Reservoir heterogeneity can be detrimental to the success of chemical enhanced oil recovery (EOR) processes. Therefore, it is important to evaluate the effect of uncertainty in reservoir heterogeneity on the performance of chemical EOR. Usually, a Monte Carlo sampling approach is followed were a number of stochastic reservoir model realizations are generated and then numerical simulation is performed to obtain a certain objective function, such as the recovery factor; however, Monte Carlo simulation (MCS) has a slow convergence and requires a large number of samples to produce accurate results. This is computationally expensive when using reservoir simulators. This study applies an extension to MCS using a multi-scale approach. The applied method is known as the multilevel Monte Carlo (MLMC) method and has been only recently applied to problems of flow in porous media.

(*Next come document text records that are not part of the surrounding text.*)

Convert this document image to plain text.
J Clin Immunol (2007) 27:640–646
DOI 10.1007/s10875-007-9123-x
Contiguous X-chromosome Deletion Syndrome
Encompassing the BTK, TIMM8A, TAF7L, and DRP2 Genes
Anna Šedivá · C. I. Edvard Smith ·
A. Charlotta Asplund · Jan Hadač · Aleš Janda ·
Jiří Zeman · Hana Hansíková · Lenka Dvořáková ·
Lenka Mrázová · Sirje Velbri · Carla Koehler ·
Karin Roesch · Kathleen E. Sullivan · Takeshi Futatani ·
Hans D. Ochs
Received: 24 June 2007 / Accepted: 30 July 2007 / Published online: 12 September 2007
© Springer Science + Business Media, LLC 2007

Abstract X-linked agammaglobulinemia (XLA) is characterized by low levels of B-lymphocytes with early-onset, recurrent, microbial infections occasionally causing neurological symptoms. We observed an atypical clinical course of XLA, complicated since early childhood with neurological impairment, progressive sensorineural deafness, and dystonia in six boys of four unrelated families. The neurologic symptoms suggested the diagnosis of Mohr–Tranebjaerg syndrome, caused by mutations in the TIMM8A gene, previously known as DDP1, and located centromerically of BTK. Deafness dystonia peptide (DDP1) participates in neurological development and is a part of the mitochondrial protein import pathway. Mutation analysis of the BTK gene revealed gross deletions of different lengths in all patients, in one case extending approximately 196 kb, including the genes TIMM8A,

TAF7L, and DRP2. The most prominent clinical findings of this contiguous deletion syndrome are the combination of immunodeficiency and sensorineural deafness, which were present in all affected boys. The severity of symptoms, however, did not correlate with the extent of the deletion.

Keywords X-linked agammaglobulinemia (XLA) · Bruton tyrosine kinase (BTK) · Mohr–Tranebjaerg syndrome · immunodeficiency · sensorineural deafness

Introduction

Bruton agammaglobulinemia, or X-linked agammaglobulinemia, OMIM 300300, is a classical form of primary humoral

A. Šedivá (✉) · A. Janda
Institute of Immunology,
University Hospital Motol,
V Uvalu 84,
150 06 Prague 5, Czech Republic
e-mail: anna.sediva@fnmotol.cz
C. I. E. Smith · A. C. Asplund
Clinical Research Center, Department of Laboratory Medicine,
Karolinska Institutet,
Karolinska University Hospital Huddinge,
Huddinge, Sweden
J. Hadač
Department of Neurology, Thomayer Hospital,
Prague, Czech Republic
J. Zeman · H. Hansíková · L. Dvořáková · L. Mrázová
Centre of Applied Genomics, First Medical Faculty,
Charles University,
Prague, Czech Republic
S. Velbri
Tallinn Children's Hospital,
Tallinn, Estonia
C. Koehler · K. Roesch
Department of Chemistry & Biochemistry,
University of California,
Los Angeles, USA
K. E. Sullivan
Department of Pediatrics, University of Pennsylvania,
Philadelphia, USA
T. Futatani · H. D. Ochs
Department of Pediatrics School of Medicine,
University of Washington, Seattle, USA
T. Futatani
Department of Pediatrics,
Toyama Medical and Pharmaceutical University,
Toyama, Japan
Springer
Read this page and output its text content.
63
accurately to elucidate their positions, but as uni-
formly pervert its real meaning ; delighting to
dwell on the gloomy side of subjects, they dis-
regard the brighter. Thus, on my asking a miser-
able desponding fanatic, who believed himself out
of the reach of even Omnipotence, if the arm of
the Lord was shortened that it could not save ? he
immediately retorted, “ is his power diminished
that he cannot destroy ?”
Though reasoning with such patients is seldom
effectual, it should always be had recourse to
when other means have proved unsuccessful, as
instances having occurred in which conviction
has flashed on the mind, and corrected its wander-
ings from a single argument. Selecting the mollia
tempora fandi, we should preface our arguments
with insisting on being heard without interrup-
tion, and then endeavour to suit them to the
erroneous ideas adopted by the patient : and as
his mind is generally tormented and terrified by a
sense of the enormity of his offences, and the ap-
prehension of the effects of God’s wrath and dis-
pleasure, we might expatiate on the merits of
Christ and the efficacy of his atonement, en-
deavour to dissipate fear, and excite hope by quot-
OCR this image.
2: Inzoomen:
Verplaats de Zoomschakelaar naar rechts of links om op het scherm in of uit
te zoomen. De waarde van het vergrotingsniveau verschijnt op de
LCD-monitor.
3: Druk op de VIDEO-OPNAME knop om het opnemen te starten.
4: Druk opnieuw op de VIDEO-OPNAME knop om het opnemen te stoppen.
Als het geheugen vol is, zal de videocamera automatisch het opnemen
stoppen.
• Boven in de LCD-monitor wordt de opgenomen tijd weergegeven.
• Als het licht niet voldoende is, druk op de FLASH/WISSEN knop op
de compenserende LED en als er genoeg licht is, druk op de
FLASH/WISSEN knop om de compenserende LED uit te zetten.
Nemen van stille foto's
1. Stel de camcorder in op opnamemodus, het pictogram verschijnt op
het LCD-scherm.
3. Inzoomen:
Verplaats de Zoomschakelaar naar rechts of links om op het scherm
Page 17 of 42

This method is based on running a small number of expensive simulations on the finer scale model and a large number of less expensive simulations on coarser scale models — these are upscaled models of the fine scale model — and then combining the results to produce the quantities of interest. The purpose of this method is to reduce computational cost while maintaining the accuracy of the finer scale model. The results of this approach are compared with reference MCS, assuming a large number of simulations on the fine scale model.
This study used MLMC to efficiently quantify the effect of uncertainty in heterogeneity on the recovery factor of different chemical EOR processes. The permeability field was assumed to be the random input. This approach was implemented by writing a MATLAB code to generate the stochastic realizations for the permeability field and also performing the coarsening processes. The code is then coupled with ECLIPSE, which was used as the numerical simulator for the chemical EOR processes to obtain the recovery factor. The code then combines the results obtained from the different scale models to produce the statistical moments for the recovery factor, such as the mean and variance.
This method was applied for two-dimensional (2D) and three-dimensional (3D) stylized reservoir models using Gaussian randomly generated permeability fields. Different coarsening algorithms were used and compared, such as the renormalization and pressure solver methods, and polymer and surfactant-polymer (SP) flooding processes where the chemical EOR processes were considered. The results were compared with running Monte Carlo for the fine scale model while equating the computational cost for the multilevel Monte Carlo method. Both of these results were then compared with the reference case, which uses a large number of runs of the fine scale model.
The results show that it is possible to robustly quantify spatial uncertainty for chemical EOR processes while greatly reducing the computational requirement, up to two orders of magnitude compared to traditional Monte Carlo. The method can be easily extendable to other EOR processes to quantify spatial uncertainty such as carbon dioxide (CO2) EOR.